Content_Disposition should NOT be mandatory on Multipart

[andrieshiemstra]

This behaviour was added for issue #1947 and in PR #2451 or #2090 but i believe the claims about it being mandatory in the original issue are a misconception.

so since version 0.4.0-beta.8

see https://www.w3.org/Protocols/HTTP/Issues/content-disposition.txt

1.5  Content-Disposition and Multipart

   If a Content-Disposition header is used on a multipart body part, it
   applies to the multipart as a whole, not the individual subparts.
   The disposition types of the subparts do not need to be consulted
   until the multipart itself is presented.  When the multipart is
   displayed, then the dispositions of the subparts should be respected.

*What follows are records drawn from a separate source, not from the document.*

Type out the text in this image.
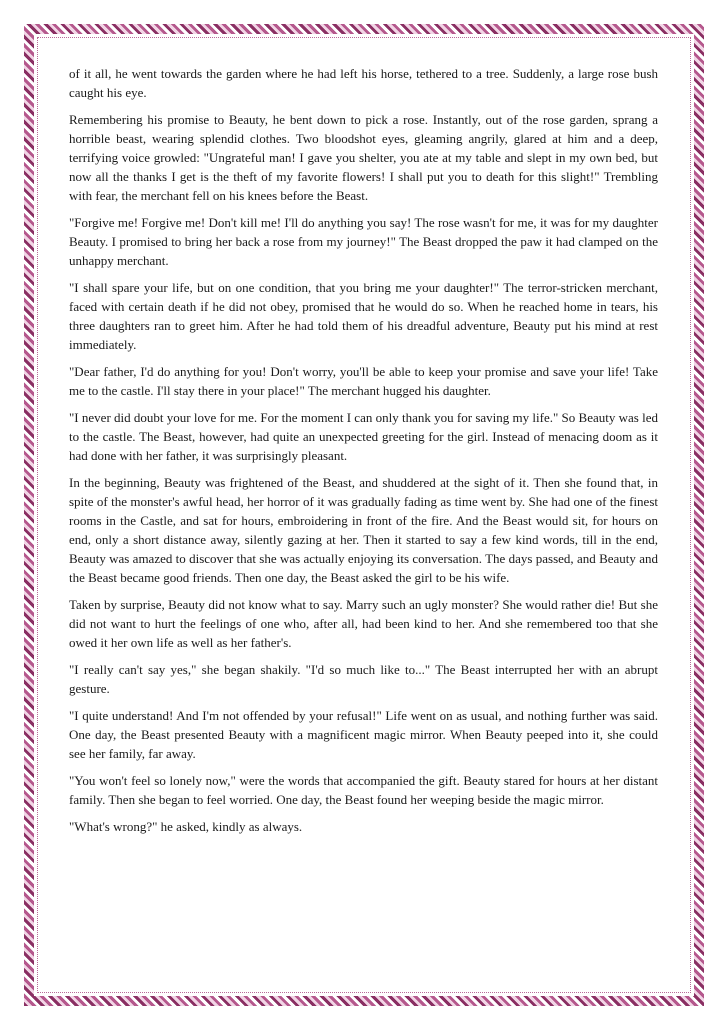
of it all, he went towards the garden where he had left his horse, tethered to a tree. Suddenly, a large rose bush caught his eye.

Remembering his promise to Beauty, he bent down to pick a rose. Instantly, out of the rose garden, sprang a horrible beast, wearing splendid clothes. Two bloodshot eyes, gleaming angrily, glared at him and a deep, terrifying voice growled: "Ungrateful man! I gave you shelter, you ate at my table and slept in my own bed, but now all the thanks I get is the theft of my favorite flowers! I shall put you to death for this slight!" Trembling with fear, the merchant fell on his knees before the Beast.

"Forgive me! Forgive me! Don't kill me! I'll do anything you say! The rose wasn't for me, it was for my daughter Beauty. I promised to bring her back a rose from my journey!" The Beast dropped the paw it had clamped on the unhappy merchant.

"I shall spare your life, but on one condition, that you bring me your daughter!" The terror-stricken merchant, faced with certain death if he did not obey, promised that he would do so. When he reached home in tears, his three daughters ran to greet him. After he had told them of his dreadful adventure, Beauty put his mind at rest immediately.

"Dear father, I'd do anything for you! Don't worry, you'll be able to keep your promise and save your life! Take me to the castle. I'll stay there in your place!" The merchant hugged his daughter.

"I never did doubt your love for me. For the moment I can only thank you for saving my life." So Beauty was led to the castle. The Beast, however, had quite an unexpected greeting for the girl. Instead of menacing doom as it had done with her father, it was surprisingly pleasant.

In the beginning, Beauty was frightened of the Beast, and shuddered at the sight of it. Then she found that, in spite of the monster's awful head, her horror of it was gradually fading as time went by. She had one of the finest rooms in the Castle, and sat for hours, embroidering in front of the fire. And the Beast would sit, for hours on end, only a short distance away, silently gazing at her. Then it started to say a few kind words, till in the end, Beauty was amazed to discover that she was actually enjoying its conversation. The days passed, and Beauty and the Beast became good friends. Then one day, the Beast asked the girl to be his wife.

Taken by surprise, Beauty did not know what to say. Marry such an ugly monster? She would rather die! But she did not want to hurt the feelings of one who, after all, had been kind to her. And she remembered too that she owed it her own life as well as her father's.

"I really can't say yes," she began shakily. "I'd so much like to..." The Beast interrupted her with an abrupt gesture.

"I quite understand! And I'm not offended by your refusal!" Life went on as usual, and nothing further was said. One day, the Beast presented Beauty with a magnificent magic mirror. When Beauty peeped into it, she could see her family, far away.

"You won't feel so lonely now," were the words that accompanied the gift. Beauty stared for hours at her distant family. Then she began to feel worried. One day, the Beast found her weeping beside the magic mirror.

"What's wrong?" he asked, kindly as always.
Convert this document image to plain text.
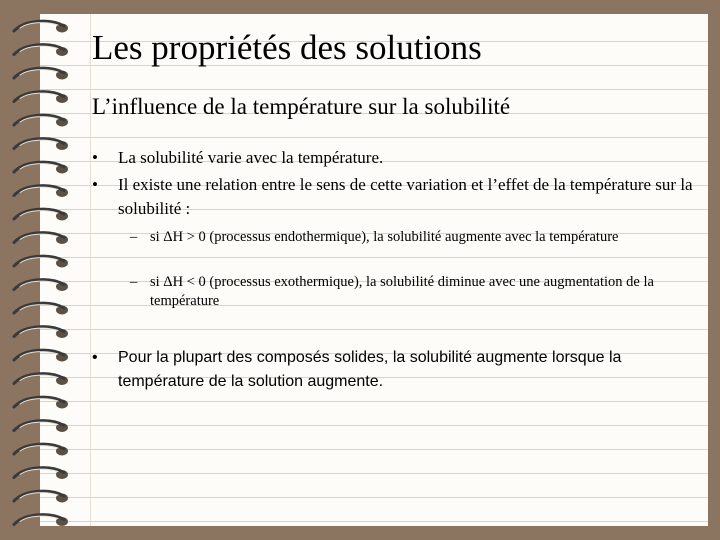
Les propriétés des solutions
L’influence de la température sur la solubilité
•	La solubilité varie avec la température.
•	Il existe une relation entre le sens de cette variation et l’effet de la température sur la solubilité :
– si ΔH > 0 (processus endothermique), la solubilité augmente avec la température
– si ΔH < 0 (processus exothermique), la solubilité diminue avec une augmentation de la température
•	Pour la plupart des composés solides, la solubilité augmente lorsque la température de la solution augmente.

   If the `inline' disposition is used, the multipart should be
   displayed as normal; however, an `attachment' subpart should require
   action from the user to display.

   If the `attachment' disposition is used, presentation of the
   multipart should not proceed without explicit user action.  Once the
   user has chosen to display the multipart, the individual subpart
   dispositions should be consulted to determine how to present the
   subparts.

Although it may be needed on multipart/form-data (https://developer.mozilla.org/en-US/docs/Web/HTTP/Headers/Content-Disposition) I believe it is otherwise optional and protocols like MTOM seem to use it that way....

Expected Behaviour

multipart/related requests should be able to parse without a Content-Disposition header

Current Behaviour

Fails with "mp err NoContentDisposition"

Possible Solution

make multipart:Server:Field.cd an Option again

Steps to Reproduce (for bugs)

start SoapUI

• make a random request
• enable and force MTOM
• send request

request sample

POST http://myserver.local/webServiceEndpointTest HTTP/1.1
Accept-Encoding: gzip,deflate
Content-Type: multipart/related; type="application/xop+xml"; start="<rootpart@soapui.org>"; start-info="text/xml"; boundary="----=_Part_0_1662012483.1700221162492"
SOAPAction: "soapbodystufwithchildren"
MIME-Version: 1.0
Content-Length: 9370
Host: myserver.local
Connection: Keep-Alive
User-Agent: Apache-HttpClient/4.5.5 (Java/16.0.2)


------=_Part_0_1662012483.1700221162492
Content-Type: application/xop+xml; charset=UTF-8; type="text/xml"
Content-Transfer-Encoding: 8bit
Content-ID: <rootpart@soapui.org>

<soapenv:Envelope xmlns:soapenv="http://schemas.xmlsoap.org/soap/envelope/">
<soapenv:Header/>
<soapenv:Body>
<soapbodystufwithchildren />
</soapenv:Body>
</soapenv:Envelope>
------=_Part_0_1662012483.1700221162492--

error:

mp err NoContentDisposition

which originates i think from server.rs:352

let cd = if let Some(content_disposition) = content_disposition {
                content_disposition
            } else {
                return Poll::Ready(Some(Err(MultipartError::NoContentDisposition)));
            };

Context

can't make webservice endpoints when MTOM is used

• Actix Web Version: 4

[robjtede]

There's certainly some tension here between the permissiveness of actix-multipart when it comes to multipart content other than form-data and an easy-to-use API for the common case. Lemme have a think about this.